Dans le même temps, des formes de liens qui n’ont plus la même évidence sont à préserver. Les transformations bio–socio–juridiques de la famille moderne, « stockage des spermatozoïdes, congélation des ovocytes, insémination artificielle, fécondation in vitro », sans oublier les familles décomposées, recomposées en un vrai kaléidoscope, ont pour effet, remarque J.-A. Miller, « d’irréaliser le statut de la parenté [2] ». L’irréalisation est un concept significatif. Lacan dénonçait l’irréalisation du crime nichée dans les concepts théoriques que certains psychanalystes postfreudiens plaquaient sur les crimes. Il démontrait par-là que le criminel y disparaissait comme être incarné, être de jouissance, derrière la théorie. La parentalité devenue concept théorique à son tour donne une coloration narcissique aux parents tandis que toute métaphore qui touche à l’avoir est éliminée en faveur d’une essentialisation.
On serait tenté de voir dans ce remaniement une place et une reconnaissance faite à l’enfant comme sujet.
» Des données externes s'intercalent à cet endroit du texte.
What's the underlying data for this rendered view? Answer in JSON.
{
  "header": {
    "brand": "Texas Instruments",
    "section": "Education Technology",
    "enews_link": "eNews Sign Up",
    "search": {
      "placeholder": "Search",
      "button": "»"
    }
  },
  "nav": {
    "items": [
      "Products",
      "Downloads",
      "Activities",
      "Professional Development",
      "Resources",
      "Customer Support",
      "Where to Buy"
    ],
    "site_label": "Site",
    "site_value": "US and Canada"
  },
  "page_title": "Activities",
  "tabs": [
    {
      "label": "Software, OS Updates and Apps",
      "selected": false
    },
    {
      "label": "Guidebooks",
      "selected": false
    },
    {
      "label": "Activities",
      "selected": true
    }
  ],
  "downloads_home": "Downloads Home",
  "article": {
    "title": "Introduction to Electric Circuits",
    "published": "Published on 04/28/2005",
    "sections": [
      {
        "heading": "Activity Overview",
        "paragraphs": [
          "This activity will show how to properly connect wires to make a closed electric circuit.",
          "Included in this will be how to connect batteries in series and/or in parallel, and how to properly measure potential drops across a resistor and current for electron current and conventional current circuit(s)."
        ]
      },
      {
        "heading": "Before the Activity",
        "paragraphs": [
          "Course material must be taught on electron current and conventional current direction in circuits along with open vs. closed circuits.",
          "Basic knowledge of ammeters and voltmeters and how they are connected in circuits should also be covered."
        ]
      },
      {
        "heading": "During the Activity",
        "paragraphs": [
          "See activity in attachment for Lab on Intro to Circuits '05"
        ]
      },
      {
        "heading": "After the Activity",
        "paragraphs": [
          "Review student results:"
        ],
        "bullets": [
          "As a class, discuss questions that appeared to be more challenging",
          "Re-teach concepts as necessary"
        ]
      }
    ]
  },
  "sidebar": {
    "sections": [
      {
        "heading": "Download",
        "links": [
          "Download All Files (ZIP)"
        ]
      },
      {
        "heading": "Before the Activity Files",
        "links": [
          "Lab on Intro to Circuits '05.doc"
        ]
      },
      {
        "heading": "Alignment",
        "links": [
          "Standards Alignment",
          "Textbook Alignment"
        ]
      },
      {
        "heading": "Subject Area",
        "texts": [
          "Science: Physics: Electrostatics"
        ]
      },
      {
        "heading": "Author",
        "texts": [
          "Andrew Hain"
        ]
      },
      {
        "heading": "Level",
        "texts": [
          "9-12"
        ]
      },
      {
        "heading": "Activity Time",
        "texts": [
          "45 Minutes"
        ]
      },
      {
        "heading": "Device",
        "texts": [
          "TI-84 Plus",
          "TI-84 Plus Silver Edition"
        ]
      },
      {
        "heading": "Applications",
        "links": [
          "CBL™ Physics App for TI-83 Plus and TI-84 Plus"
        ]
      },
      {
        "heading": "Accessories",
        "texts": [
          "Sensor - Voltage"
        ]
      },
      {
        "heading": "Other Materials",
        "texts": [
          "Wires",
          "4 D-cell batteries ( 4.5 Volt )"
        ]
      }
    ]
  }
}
Mais quel en est l’envers ? L’enfant est-il pour autant moins « objet » lorsqu’il est très tôt considéré comme faisant lui aussi famille ? L’on songe ici à l’enfant comme Un tout seul, tantôt objet réel d’abus et d’inceste, tantôt adulte à qui le parent confie ouvertement l’intimité de sa vie sexuelle, ou encore à l’enfant aux prises avec la folie de l’un ou l’autre parent, frère ou sœur, sans qu’aucun savoir ne l’en soulage, ne l’en protège. C’est enfin l’enfant roi, identique et transparent à lui-même dont le moindre dire est pris comme vérité et lui revient immédiatement dans la réalité. Prendre les dires au pied de la lettre, c’est ne pas s’offrir à l’échange, ne pas vouloir faire symptôme. Cette négation, ce refus du symptôme est le pousse à jouir propre à nos temps modernes qui n’en constitue pas moins un féroce surmoi : celui d’avoir à résoudre seul les impasses de l’existence et de ne recevoir en guise d’aide et de soutien, qu’une manière de faire, en quelque sorte une aide technique.
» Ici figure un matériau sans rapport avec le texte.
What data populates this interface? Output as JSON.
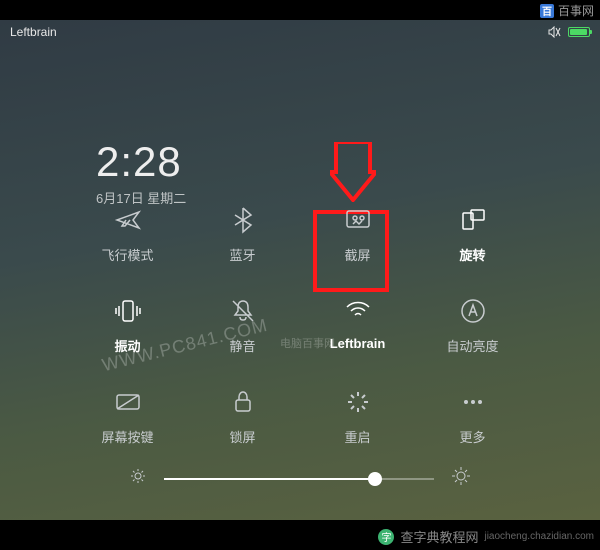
{
  "status": {
    "left": "Leftbrain"
  },
  "clock": {
    "time": "2:28",
    "date": "6月17日 星期二"
  },
  "tiles": {
    "airplane": {
      "label": "飞行模式"
    },
    "bluetooth": {
      "label": "蓝牙"
    },
    "screenshot": {
      "label": "截屏"
    },
    "rotation": {
      "label": "旋转"
    },
    "vibrate": {
      "label": "振动"
    },
    "mute": {
      "label": "静音"
    },
    "wifi": {
      "label": "Leftbrain"
    },
    "autobright": {
      "label": "自动亮度"
    },
    "softkeys": {
      "label": "屏幕按键"
    },
    "lock": {
      "label": "锁屏"
    },
    "reboot": {
      "label": "重启"
    },
    "more": {
      "label": "更多"
    }
  },
  "brightness": {
    "value": 78
  },
  "watermarks": {
    "diag": "WWW.PC841.COM",
    "center": "电脑百事网",
    "top_right": "百事网",
    "bottom": "查字典教程网",
    "bottom_url": "jiaocheng.chazidian.com"
  }
}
Ce pousse à l’illusion de la réalisation uniquement personnelle ou du ratio égalitaire est de nature à irréaliser, en ceci que le rapport à l’objet a, soit la part asociale de chacun, s’efface. C’est que l’enfant est confronté à l’illimité, qui caractérise le ravage – à défaut de castration –qui n’est autre que l’autre face de l’amour, sa face de jouissance. On peut le penser d’autant plus que l’on retrouve dans la clinique sous la forme d’une « immixtion [3] » des jouissances ce qu’on appelle aujourd’hui lien toxique. Les adresses à l’analyste, aux lieux de traitements et de soins d’orientation lacanienne ne désemplissent pas. Une interprétation plus juste est en effet attendue, celle qui ne déshumanise pas, celle où le sujet retrouve sa place et traite son propre réel, sa jouissance, sa singularité. Ainsi peut-il avoir des chances de sortir du malaise autrement que par le passage à l’acte.
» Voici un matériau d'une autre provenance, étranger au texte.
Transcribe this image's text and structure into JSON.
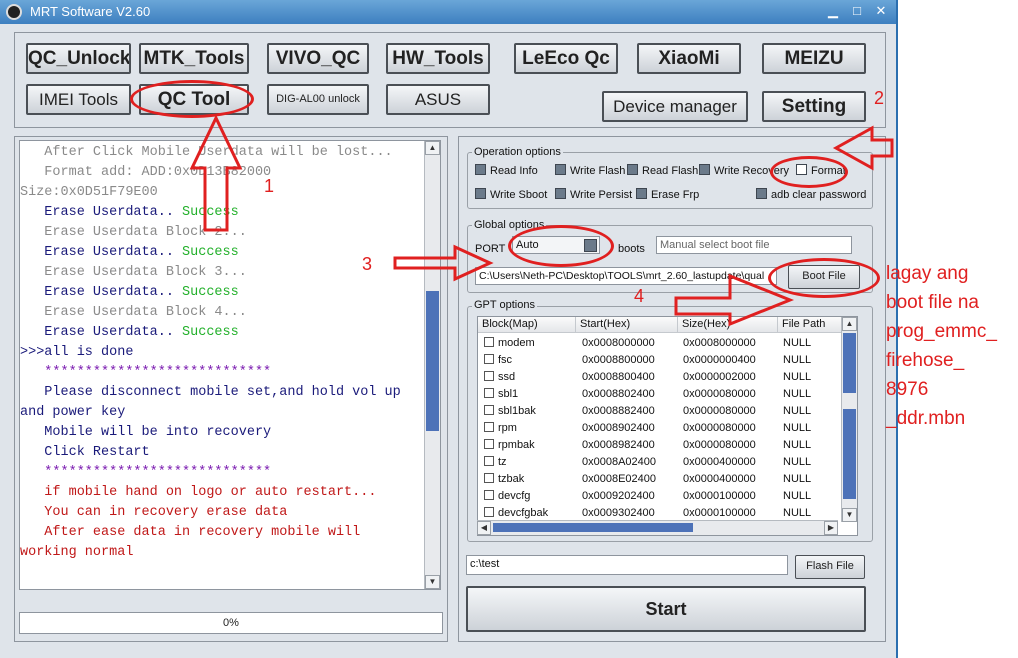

Dans un tel contexte où s’imposent la nécessité d’avoir à s’extraire et à se faire reconnaitre aux fins d’exister, ne négligeons pas l’importance croissante de la prise de parole publique : témoignages, récits de vies, autobiographies. En forme d’acting, ils répondent à l’appel fait par les médias et l’opinion publique à un voyeurisme qui est peut être désir de savoir. De savoir quoi ? Ce qui persiste de clocherie, d’abus, d’inceste, de secrets, soit autant de drames, folies, ravages qui font le lot du malaise de leur propre famille. Un malaise dont on ne sait plus parler puisque le discours du maitre le bâillonne ; malaise, par définition donc, indéfinissable. Un malaise qui ne se sait qu’à travers l’autre, l’alter ego social. Le statut, le métier, même celui d’influenceur, indique assez la place de substitution des liens que la famille des Uns parentaux peine à offrir.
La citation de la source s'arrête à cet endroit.